Wednesday, September 14, 2011

Using of Pocket PC for Reading Books

I have an old Pocket PC iPAQ h1930 with Windows CE 4.20 on board. I'm not interested in beautiful flash games or watching video on it, so it serves me well for the purpose of reading books. It has about 3.6'' inches screen diagonal, so it can be put into any pocket, that is very handy. It does not have built-in GSM transceiver, so I have to use a separate cell phone in addition. This scheme has three main drawbacks:
1. When you have two devices instead of one, it is easier to forget one of them or to forget to charge one of them.
2. When you have a scanned book in PDF format, Adobe Acrobat, even in "Reflow mode", cannot reformat the strings to shorten them and to fit them into the available screen space. So if with minimum acceptable scaling value the text strings do not fit into the screen height, you have to constantly drag the document view back and forth in order to be able to see the whole sentences. This is rather annoying, although with some practice you become to pay much less attention to it.
3. Sometimes the device for unknown reason goes into totally unresponsive state, and I have to do a hard reset via special technical button and a pen. It happens about once a week or in a few days.

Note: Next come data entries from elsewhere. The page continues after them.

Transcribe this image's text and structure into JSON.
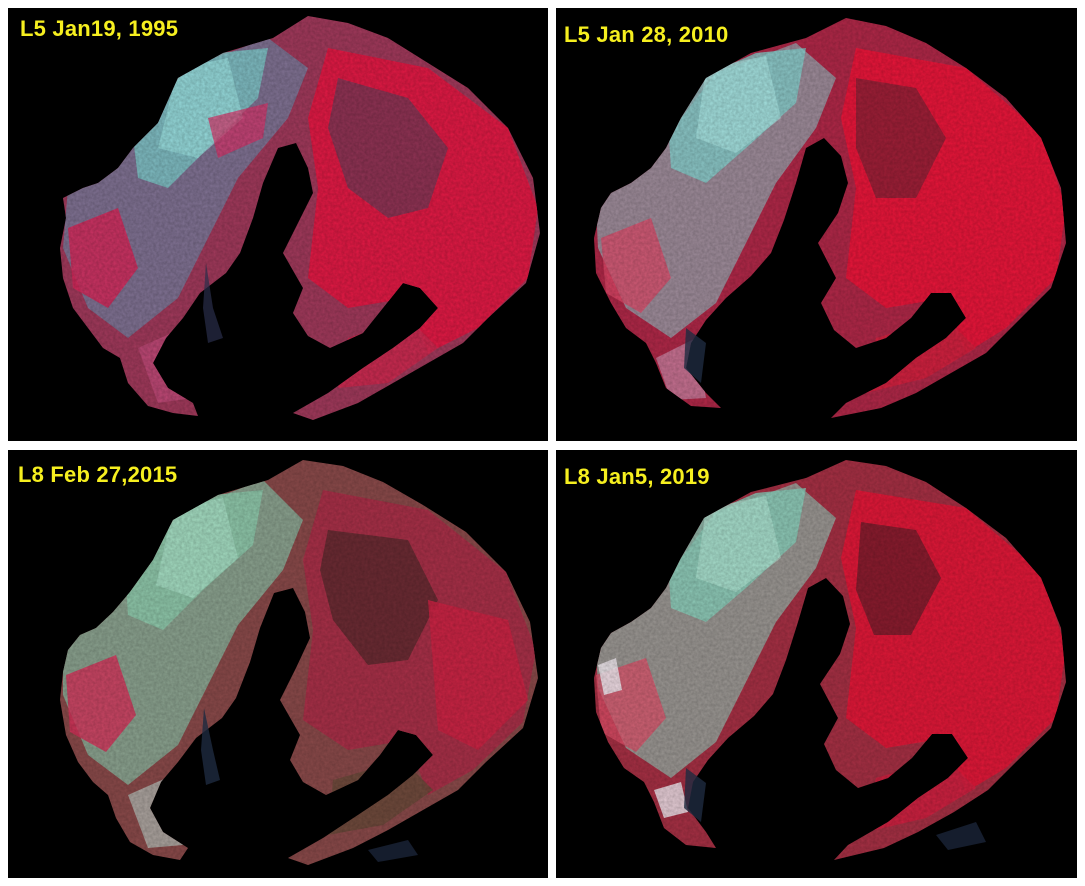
{
  "panels": [
    {
      "label": "L5 Jan19, 1995",
      "image": "false-color-satellite-map",
      "colors": {
        "vegetation": "#e21a45",
        "urban": "#7fd6d2",
        "mid": "#a23a5c",
        "dark": "#5a2a3a",
        "background": "#000000",
        "label": "#f6ef1f"
      }
    },
    {
      "label": "L5 Jan 28, 2010",
      "image": "false-color-satellite-map",
      "colors": {
        "vegetation": "#e8163a",
        "urban": "#86d3cf",
        "mid": "#b02848",
        "dark": "#5c2230",
        "background": "#000000",
        "label": "#f6ef1f"
      }
    },
    {
      "label": "L8 Feb 27,2015",
      "image": "false-color-satellite-map",
      "colors": {
        "vegetation": "#cf2244",
        "urban": "#8ed0b0",
        "mid": "#8a4a4a",
        "dark": "#4a2a28",
        "background": "#000000",
        "label": "#f6ef1f"
      }
    },
    {
      "label": "L8 Jan5, 2019",
      "image": "false-color-satellite-map",
      "colors": {
        "vegetation": "#e01838",
        "urban": "#8ad4bf",
        "mid": "#a63044",
        "dark": "#4e2028",
        "background": "#000000",
        "label": "#f6ef1f"
      }
    }
  ]
}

Although despite the above cases, the device saves me a lot of time by allowing me to educate myself during trips in public transport, and I understand, that buying any new modern gadget of similar form factor will not improve my productivity in this area. Electronic books have larger screens, but they are less handy to put into your pocket.

What I like in the device, is that there are many applications already written for Windows Mobile, so I have no problems with viewing of virtually any needed file format. Yes, I know that this OS is in fact abandoned by MS, but this does not matter, since all practically required applications are already there.